= Placidus Timmons =

Brother Placidus, O.S.F., (17 April 1948 – 22 January 1997) was an Irish Catholic Franciscan Religious Brother and missionary who was shot to death at the mission school he headed in the Rift Valley Province, Kenya, in January 1997 by the local police chief.

==Early life==
He was born Larry Timmons in Delvin, County Westmeath, Ireland. As a young man he became a member of the Franciscan Brothers of Ireland at Clara, County Offaly. Upon entering the novitiate of that religious institute he took the name Placidus. As well as being furnished with a theological education, he held a degree from the National University of Ireland at Galway.

==Missionary==
In 1982, Timmons went to Kenya on missionary work, and helped oversee the construction of churches and schools in the Diocese of Nakuru. He was a highly respected schoolteacher, and worked for many years to obtain better political rights for his students and parishioners. Shortly before his death, Timmons protested the government's apparent practice of issuing new voting cards preferentially in areas that supported President Daniel arap Moi of the Kenya African National Union.

In the early morning of 22 January 1997, approximately 15 armed burglars raided the secondary school at Lare headed by Timmons, the latest in a series of violent and deadly raids that month on Franciscan establishments. Despite poor rural communication, local police arrived quickly; one of them, Francis Kimanzi Mbaya, was a man whom Timmons had accused of corruption. Mbaya fired repeatedly at Timmons, killing him instantly. The burglars were never found or arrested, and the police maintained that Timmons was shot accidentally.

The Nakuru Diocese claimed in the local newspaper that the police had arranged the raid themselves in order to silence Timmons after a confrontation with local officials over bribery and voting discrimination. The diocese administrator accused the authorities of not giving enough attention to the circumstances of the death or evidence that pointed toward a conspiracy. Mbaya was charged in the incident, but his trial was halted amid requests by Ireland and the European Union for further investigation.
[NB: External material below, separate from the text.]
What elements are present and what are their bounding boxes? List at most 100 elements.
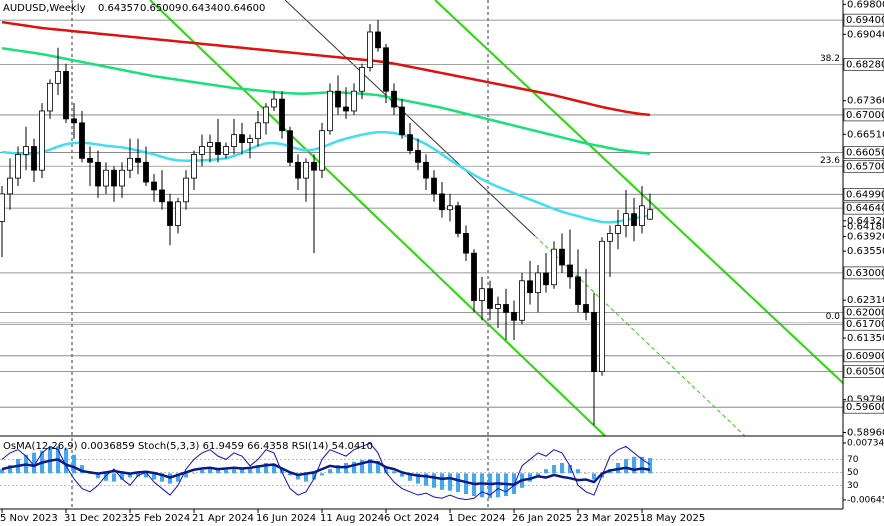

The government's investigation ended in December 2000. It found that Mbaya had a chance to recognize Timmons, had not asked Timmons to surrender before firing, and had continued firing after Timmons dropped to the ground and pleaded with him to stop. It further criticized the local police for failing to investigate the incident and releasing suspects improperly. Mbaya was convicted of manslaughter in July 2004. He was sentenced to ten years in prison.

==Legacy==
Timmons was buried in his native country on the grounds of the Franciscan monastery at Clara, County Offaly. In 2000, a memorial plaque was also erected at the Church of the Assumption in his home town of Delvin.